Tapi harapan itu bakal, istilah pelawak Basuki, "wes ewes ewes bablas angine". Terbukti hingga sekarang manuver, isu, dan konsep Hidayat tentang Jakarta lama kelamaan terlihat kedodoran. Tidak secanggih yang dibayangkan oleh banyak orang. Ukurannya gampang. Mari bertanya pada diri sendiri, "Apa yang digagas Hidayat untuk Jakarta?".
Orang kalau mendengar Foke maka yang ada dalam benak pemilih adalah "incumbency"-nya, mapan, sudah teruji. Terlepas dari masalah macet, banjir, korupsi. Orang kalau mendengar Jokowi maka yang terbersit adalah kreativitasnya dalam bikin kebijakan. Kalau Hidayat? Terus terang tidak ada yang melekat kuat dalam cagub ini kecuali sebagai orang yang baik-baik saja.
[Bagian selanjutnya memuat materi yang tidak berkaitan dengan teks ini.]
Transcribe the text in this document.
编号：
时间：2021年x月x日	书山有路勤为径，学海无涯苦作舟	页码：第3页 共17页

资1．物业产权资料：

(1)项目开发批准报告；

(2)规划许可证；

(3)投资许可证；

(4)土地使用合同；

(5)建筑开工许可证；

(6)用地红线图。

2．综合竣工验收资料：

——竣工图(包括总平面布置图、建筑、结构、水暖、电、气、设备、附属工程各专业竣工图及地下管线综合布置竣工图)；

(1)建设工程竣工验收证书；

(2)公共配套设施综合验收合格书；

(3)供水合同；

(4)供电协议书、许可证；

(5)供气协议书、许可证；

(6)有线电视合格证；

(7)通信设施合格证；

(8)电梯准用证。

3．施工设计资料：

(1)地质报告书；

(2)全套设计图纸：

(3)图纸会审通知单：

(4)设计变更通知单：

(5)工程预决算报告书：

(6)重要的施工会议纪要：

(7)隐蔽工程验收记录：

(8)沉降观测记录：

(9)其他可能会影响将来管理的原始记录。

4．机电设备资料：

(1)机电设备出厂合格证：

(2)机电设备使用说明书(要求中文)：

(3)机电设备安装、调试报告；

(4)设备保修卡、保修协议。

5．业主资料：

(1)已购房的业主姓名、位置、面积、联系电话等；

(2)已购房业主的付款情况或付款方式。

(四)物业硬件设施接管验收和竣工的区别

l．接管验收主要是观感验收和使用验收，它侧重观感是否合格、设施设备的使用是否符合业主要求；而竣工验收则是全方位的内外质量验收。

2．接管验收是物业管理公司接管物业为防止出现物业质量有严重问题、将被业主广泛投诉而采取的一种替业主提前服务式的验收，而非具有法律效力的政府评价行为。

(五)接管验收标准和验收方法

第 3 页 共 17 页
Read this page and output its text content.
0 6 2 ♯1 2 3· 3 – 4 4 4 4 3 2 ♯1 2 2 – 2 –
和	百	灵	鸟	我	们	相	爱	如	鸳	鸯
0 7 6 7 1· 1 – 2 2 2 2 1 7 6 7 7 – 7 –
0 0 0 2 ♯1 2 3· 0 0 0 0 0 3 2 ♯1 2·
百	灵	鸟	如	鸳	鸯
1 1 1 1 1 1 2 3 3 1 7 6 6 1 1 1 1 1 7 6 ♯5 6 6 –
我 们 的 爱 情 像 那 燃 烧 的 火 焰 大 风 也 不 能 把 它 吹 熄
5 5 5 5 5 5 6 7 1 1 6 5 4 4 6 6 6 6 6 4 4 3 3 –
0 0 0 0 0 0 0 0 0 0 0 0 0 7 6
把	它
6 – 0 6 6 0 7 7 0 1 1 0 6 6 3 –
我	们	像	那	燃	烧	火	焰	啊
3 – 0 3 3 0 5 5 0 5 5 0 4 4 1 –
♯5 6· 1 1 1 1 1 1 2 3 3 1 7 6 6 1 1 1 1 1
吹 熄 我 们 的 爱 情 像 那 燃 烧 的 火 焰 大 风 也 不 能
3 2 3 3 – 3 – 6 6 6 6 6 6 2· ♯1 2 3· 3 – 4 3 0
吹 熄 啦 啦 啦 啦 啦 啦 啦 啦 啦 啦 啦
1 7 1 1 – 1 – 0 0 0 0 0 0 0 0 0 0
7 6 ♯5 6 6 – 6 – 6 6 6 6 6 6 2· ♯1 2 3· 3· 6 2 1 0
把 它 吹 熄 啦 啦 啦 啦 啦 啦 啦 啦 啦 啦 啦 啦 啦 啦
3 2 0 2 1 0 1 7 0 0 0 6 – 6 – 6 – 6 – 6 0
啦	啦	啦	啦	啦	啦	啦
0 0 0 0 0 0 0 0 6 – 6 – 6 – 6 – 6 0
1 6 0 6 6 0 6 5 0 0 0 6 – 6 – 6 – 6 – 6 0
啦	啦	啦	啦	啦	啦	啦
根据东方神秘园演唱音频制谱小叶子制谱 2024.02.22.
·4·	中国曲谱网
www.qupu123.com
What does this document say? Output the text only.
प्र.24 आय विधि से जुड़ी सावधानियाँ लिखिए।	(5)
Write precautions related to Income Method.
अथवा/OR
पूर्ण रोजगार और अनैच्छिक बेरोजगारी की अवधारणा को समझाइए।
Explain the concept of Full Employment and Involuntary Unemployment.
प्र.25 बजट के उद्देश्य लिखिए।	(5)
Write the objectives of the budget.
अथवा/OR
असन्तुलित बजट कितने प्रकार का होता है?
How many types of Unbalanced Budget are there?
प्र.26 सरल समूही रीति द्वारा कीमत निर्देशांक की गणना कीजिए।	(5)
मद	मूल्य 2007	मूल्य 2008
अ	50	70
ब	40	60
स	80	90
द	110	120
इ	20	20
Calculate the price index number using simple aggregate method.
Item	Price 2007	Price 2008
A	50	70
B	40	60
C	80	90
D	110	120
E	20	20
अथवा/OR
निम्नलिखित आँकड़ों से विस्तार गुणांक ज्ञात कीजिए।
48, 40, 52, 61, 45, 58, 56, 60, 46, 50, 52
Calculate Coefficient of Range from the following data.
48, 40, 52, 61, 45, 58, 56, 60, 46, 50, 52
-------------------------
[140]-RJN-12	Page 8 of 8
Jakarta adalah kota dengan warganya yang well-informed, fully-informed. Yang lebih banyak menentukan keputusan pemilih adalah soal isu. Kalau hanya mengandalkan integritas rasanya tidak akan laku. Pemilih punya harapan lebih tinggi dari sekedar figur yang bersih atau religius. Menyadari kelemahan terbesarnya ini, Hidayat lantas lebih menekankan bagaimana orang lain yang menyuarakan dan membanggakan dia. Makanya banyak digeber komunitas, kumpulan, paguyuban di Jakarta, di Solo (daerah asal dia) maupun di luar negeri yang SEOLAH-OLAH bottom-up mendukung Hidayat. Tapi bakal lakukah cara yang demikian? Tidak.
Singkatnya, pendekatan Hidayat maju pilgub ini bagus teorinya, tapi gembos dalam praktek.